The precision of case difficulty and referral decisions: an innovative automated approach.

机构信息

Nair Hospital Dental College, Mumbai, 400008, India.

Northeastern University, Boston, USA.

出版信息

Clin Oral Investig. 2020 Jun;24(6):1909-1915. doi: 10.1007/s00784-019-03050-4. Epub 2019 Aug 13.

Abstract

OBJECTIVES

Endodontic treatment works as a successful treatment modality in several cases. However, it may fail due to some reasons unforeseeable by the dentist. Many failures can be prevented by carefully assessing the difficulty level of the case before initiating treatment or by referral to a specialist. This study presents an approach using machine learning to generate an algorithm which can help predict the difficulty level of the case and decide about a referral, with the help of the standard American Association of Endodontists (AAE) Endodontic Case Difficulty Assessment Form.

MATERIALS AND METHODS

Using the AAE Endodontic Case Difficulty Form after obtaining the patients' consent, 500 potential root canal patients were diagnosed. The filled forms were assessed by two pre-calibrated endodontists, and, in cases of conflicting opinion, a third endodontist's opinion was taken. Artificial neural network was used for generating the algorithm.

RESULTS

Using 500 filled AAE forms, a sensitivity of 94.96% was achieved by the machine learning algorithm.

CONCLUSION

This study provides an option for automation to the conventional method of predicting the difficulty level of a case, thus increasing the speed of decision-making and referrals if necessary.

CLINICAL RELEVANCE

An AAE Endodontic Case Difficulty Assessment Form when utilized along with machine learning can assist general dentists in rapid assessment of the case difficulty. This is a helpful tool in developing countries, where endodontic treatment and referral guidelines are often neglected. It also helps to make difficulty level assessments easier for novice practitioners, when they are in doubt about the same.

摘要

目的

在许多情况下,牙髓治疗是一种成功的治疗方式。然而,由于牙医无法预见的一些原因,它可能会失败。通过在开始治疗前仔细评估病例的难度级别,或者通过转介给专家,可以预防许多失败。

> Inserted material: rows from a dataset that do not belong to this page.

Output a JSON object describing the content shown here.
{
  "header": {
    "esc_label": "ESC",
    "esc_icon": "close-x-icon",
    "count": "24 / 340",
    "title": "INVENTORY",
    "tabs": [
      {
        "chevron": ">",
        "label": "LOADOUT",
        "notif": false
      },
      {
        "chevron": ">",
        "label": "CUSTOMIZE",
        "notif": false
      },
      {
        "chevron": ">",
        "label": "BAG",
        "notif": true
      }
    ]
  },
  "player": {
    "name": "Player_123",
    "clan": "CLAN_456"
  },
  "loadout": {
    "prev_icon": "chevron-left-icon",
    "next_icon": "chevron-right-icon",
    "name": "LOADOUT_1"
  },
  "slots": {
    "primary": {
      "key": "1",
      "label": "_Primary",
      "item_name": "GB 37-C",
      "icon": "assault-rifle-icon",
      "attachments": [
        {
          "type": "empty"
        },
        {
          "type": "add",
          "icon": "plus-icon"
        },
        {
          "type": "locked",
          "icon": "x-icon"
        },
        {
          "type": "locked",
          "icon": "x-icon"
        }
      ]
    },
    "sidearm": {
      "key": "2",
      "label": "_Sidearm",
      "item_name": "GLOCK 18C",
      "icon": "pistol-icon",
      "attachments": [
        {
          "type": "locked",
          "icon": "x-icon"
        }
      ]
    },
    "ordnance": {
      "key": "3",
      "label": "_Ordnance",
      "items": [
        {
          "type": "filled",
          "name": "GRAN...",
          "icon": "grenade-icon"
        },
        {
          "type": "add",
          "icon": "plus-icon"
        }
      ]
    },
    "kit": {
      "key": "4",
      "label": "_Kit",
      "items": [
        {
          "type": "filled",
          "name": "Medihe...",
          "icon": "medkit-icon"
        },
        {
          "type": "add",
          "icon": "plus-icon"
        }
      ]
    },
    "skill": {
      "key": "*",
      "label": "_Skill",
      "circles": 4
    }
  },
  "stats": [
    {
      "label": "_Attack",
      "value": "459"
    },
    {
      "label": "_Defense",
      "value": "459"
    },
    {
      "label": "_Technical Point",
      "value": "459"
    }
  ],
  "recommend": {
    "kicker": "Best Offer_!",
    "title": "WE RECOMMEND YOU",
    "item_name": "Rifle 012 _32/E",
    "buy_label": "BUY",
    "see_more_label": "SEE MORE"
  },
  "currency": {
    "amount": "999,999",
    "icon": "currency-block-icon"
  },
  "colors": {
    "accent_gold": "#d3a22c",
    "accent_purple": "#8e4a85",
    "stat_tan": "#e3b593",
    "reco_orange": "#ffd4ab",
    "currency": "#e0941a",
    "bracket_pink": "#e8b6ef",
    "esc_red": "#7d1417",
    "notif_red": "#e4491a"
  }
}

本研究提出了一种使用机器学习生成算法的方法,该算法可以帮助预测病例的难度级别,并在标准的美国牙髓病协会(AAE)牙髓病例难度评估表的帮助下决定是否转介。

材料和方法

在获得患者同意后,使用 AAE 牙髓病例难度表对 500 名潜在根管患者进行诊断。填写的表格由两名经过预校准的牙髓病专家进行评估,如果意见不一致,则征求第三名牙髓病专家的意见。使用人工神经网络生成算法。

结果

使用 500 份填写的 AAE 表格,机器学习算法的灵敏度达到 94.96%。

结论

本研究为传统预测病例难度级别的方法提供了自动化选择,从而提高了决策和必要时转介的速度。

临床相关性

当与机器学习一起使用时,AAE 牙髓病例难度评估表可以帮助全科牙医快速评估病例的难度。这对于牙髓治疗和转介指南往往被忽视的发展中国家来说是一个有用的工具。当新手从业者对同一问题有疑问时,它也有助于更轻松地进行难度级别评估。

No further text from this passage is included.